MASSIMO ONOFRI. In un bellissimo articolo dedicato a Edmund Wilson, poi postato su Facebook, Raffaele Manica comincia dal pronome “io”: e ci spiega con grande eleganza in quanti e quali modi il mitico critico americano sapeva pronunciarlo.
Un articolo, aggiungo, da cui viene fuori un ritratto magistrale: limpidissimo, ma crespato di grande intelligenza, innanzitutto della vita.

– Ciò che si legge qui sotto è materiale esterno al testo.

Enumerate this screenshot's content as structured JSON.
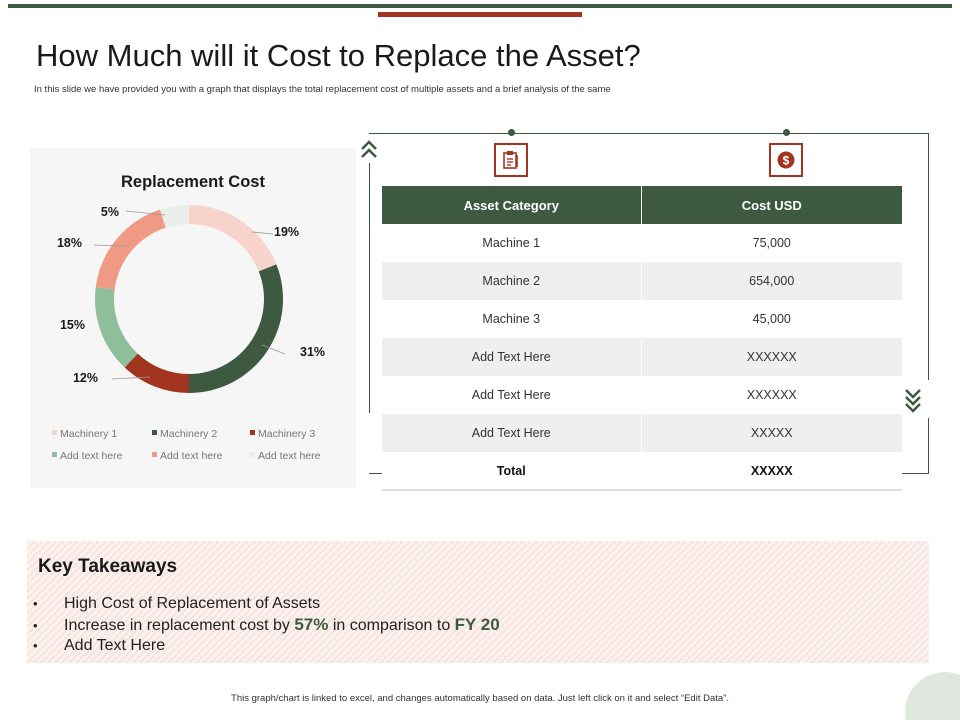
{
  "slide": {
    "title": "How Much will it Cost to Replace the Asset?",
    "subtitle": "In this slide we have provided you with a graph that displays the total replacement cost of multiple assets and a brief analysis of the same",
    "footer": "This graph/chart is linked to excel, and changes automatically based on data. Just left click on it and select “Edit Data”."
  },
  "colors": {
    "dark_green": "#3d5a40",
    "rust": "#a13520",
    "light_pink": "#f7d3cb",
    "salmon": "#ef9a85",
    "sage": "#8fbf9a",
    "pale_green": "#e7efe8"
  },
  "chart_data": {
    "type": "pie",
    "variant": "donut",
    "title": "Replacement Cost",
    "categories": [
      "Machinery 1",
      "Machinery 2",
      "Machinery 3",
      "Add text here",
      "Add text here",
      "Add text here"
    ],
    "values": [
      19,
      31,
      12,
      15,
      18,
      5
    ],
    "labels": [
      "19%",
      "31%",
      "12%",
      "15%",
      "18%",
      "5%"
    ],
    "colors": [
      "#f7d3cb",
      "#3d5a40",
      "#a13520",
      "#8fbf9a",
      "#ef9a85",
      "#e7efe8"
    ],
    "legend_position": "bottom"
  },
  "table": {
    "icons": [
      "clipboard-icon",
      "dollar-icon"
    ],
    "headers": [
      "Asset Category",
      "Cost USD"
    ],
    "rows": [
      [
        "Machine  1",
        "75,000"
      ],
      [
        "Machine 2",
        "654,000"
      ],
      [
        "Machine 3",
        "45,000"
      ],
      [
        "Add Text Here",
        "XXXXXX"
      ],
      [
        "Add Text Here",
        "XXXXXX"
      ],
      [
        "Add Text Here",
        "XXXXX"
      ]
    ],
    "total": [
      "Total",
      "XXXXX"
    ]
  },
  "takeaways": {
    "heading": "Key Takeaways",
    "bullet_char": "•",
    "item1": "High Cost of Replacement of Assets",
    "item2_pre": "Increase in replacement cost by ",
    "item2_pct": "57%",
    "item2_mid": " in comparison to ",
    "item2_fy": "FY 20",
    "item3": "Add Text Here"
  }
}
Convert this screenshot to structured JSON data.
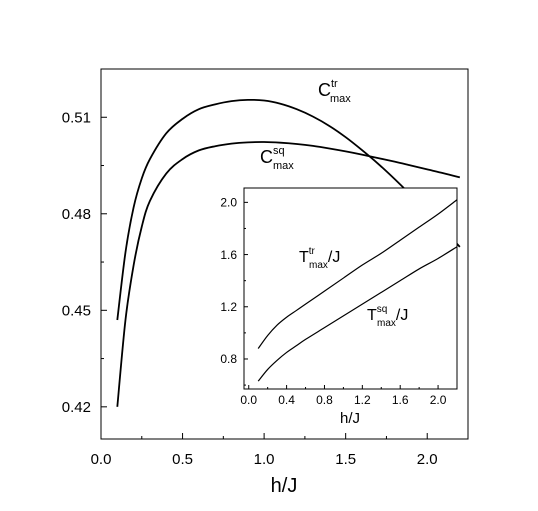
{
  "chart_data": [
    {
      "type": "line",
      "xlabel": "h/J",
      "ylabel": "",
      "xlim": [
        0.0,
        2.25
      ],
      "ylim": [
        0.41,
        0.525
      ],
      "x_ticks": [
        0.0,
        0.5,
        1.0,
        1.5,
        2.0
      ],
      "x_tick_labels": [
        "0.0",
        "0.5",
        "1.0",
        "1.5",
        "2.0"
      ],
      "y_ticks": [
        0.42,
        0.45,
        0.48,
        0.51
      ],
      "y_tick_labels": [
        "0.42",
        "0.45",
        "0.48",
        "0.51"
      ],
      "grid": false,
      "legend": "none",
      "series": [
        {
          "name": "C^tr_max",
          "label_main": "C",
          "label_sup": "tr",
          "label_sub": "max",
          "x": [
            0.1,
            0.15,
            0.2,
            0.25,
            0.3,
            0.4,
            0.5,
            0.6,
            0.7,
            0.8,
            0.9,
            1.0,
            1.1,
            1.2,
            1.3,
            1.4,
            1.5,
            1.6,
            1.7,
            1.8,
            1.9,
            2.0,
            2.1,
            2.2
          ],
          "y": [
            0.447,
            0.468,
            0.482,
            0.491,
            0.497,
            0.505,
            0.5095,
            0.5125,
            0.514,
            0.515,
            0.5154,
            0.5152,
            0.5142,
            0.5125,
            0.5102,
            0.5073,
            0.5038,
            0.4998,
            0.4955,
            0.4908,
            0.4858,
            0.4806,
            0.4752,
            0.4697
          ]
        },
        {
          "name": "C^sq_max",
          "label_main": "C",
          "label_sup": "sq",
          "label_sub": "max",
          "x": [
            0.1,
            0.15,
            0.2,
            0.25,
            0.3,
            0.4,
            0.5,
            0.6,
            0.7,
            0.8,
            0.9,
            1.0,
            1.1,
            1.2,
            1.3,
            1.4,
            1.5,
            1.6,
            1.7,
            1.8,
            1.9,
            2.0,
            2.1,
            2.2
          ],
          "y": [
            0.42,
            0.447,
            0.464,
            0.476,
            0.484,
            0.4925,
            0.497,
            0.4997,
            0.501,
            0.5018,
            0.5022,
            0.5023,
            0.5021,
            0.5017,
            0.5011,
            0.5003,
            0.4994,
            0.4984,
            0.4973,
            0.4962,
            0.495,
            0.4938,
            0.4926,
            0.4913
          ]
        }
      ]
    },
    {
      "type": "line",
      "xlabel": "h/J",
      "ylabel": "",
      "xlim": [
        -0.05,
        2.2
      ],
      "ylim": [
        0.57,
        2.11
      ],
      "x_ticks": [
        0.0,
        0.4,
        0.8,
        1.2,
        1.6,
        2.0
      ],
      "x_tick_labels": [
        "0.0",
        "0.4",
        "0.8",
        "1.2",
        "1.6",
        "2.0"
      ],
      "y_ticks": [
        0.8,
        1.2,
        1.6,
        2.0
      ],
      "y_tick_labels": [
        "0.8",
        "1.2",
        "1.6",
        "2.0"
      ],
      "grid": false,
      "legend": "none",
      "series": [
        {
          "name": "T^tr_max/J",
          "label_main": "T",
          "label_sup": "tr",
          "label_sub": "max",
          "label_suffix": "/J",
          "x": [
            0.1,
            0.2,
            0.3,
            0.4,
            0.5,
            0.6,
            0.8,
            1.0,
            1.2,
            1.4,
            1.6,
            1.8,
            2.0,
            2.2
          ],
          "y": [
            0.88,
            0.98,
            1.06,
            1.12,
            1.17,
            1.22,
            1.32,
            1.42,
            1.52,
            1.61,
            1.71,
            1.81,
            1.91,
            2.02
          ]
        },
        {
          "name": "T^sq_max/J",
          "label_main": "T",
          "label_sup": "sq",
          "label_sub": "max",
          "label_suffix": "/J",
          "x": [
            0.1,
            0.2,
            0.3,
            0.4,
            0.5,
            0.6,
            0.8,
            1.0,
            1.2,
            1.4,
            1.6,
            1.8,
            2.0,
            2.2
          ],
          "y": [
            0.63,
            0.72,
            0.79,
            0.85,
            0.9,
            0.95,
            1.04,
            1.13,
            1.22,
            1.31,
            1.4,
            1.49,
            1.57,
            1.66
          ]
        }
      ]
    }
  ]
}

Manica, poi, arriva a chiedersi quale fosse, in Wilson, il senso e il valore di quel suo infaticabile lavoro di divulgazione, convinto che «da un libro specialistico di gran mole non si impara nulla di più - forse si impara meno - che dalla somma divulgazione di un suo saggio di trenta pagine forti e tranquille».
A questo punto, arriva una delle sue memorabili digressioni, là dove, veloce e spericolato, Manica affronta le grandi questioni culturali, come qui quella dello specialismo. Ecco: «in letteratura, lo specialista è colui che si sottrae al movimento della vita, sacrificando a una scienza che non si sa dove abbia residenza».
Basta guardare lo studio della letteratura nelle nostre università: se è vero che gli specialisti, quando non sono asini impostori (ce ne sono), riconducono a reperto antiquario, a cosa morta, ciò che nasce e si giustifica solo in quanto resta in commercio con la vita. Il tradimento dei chierici.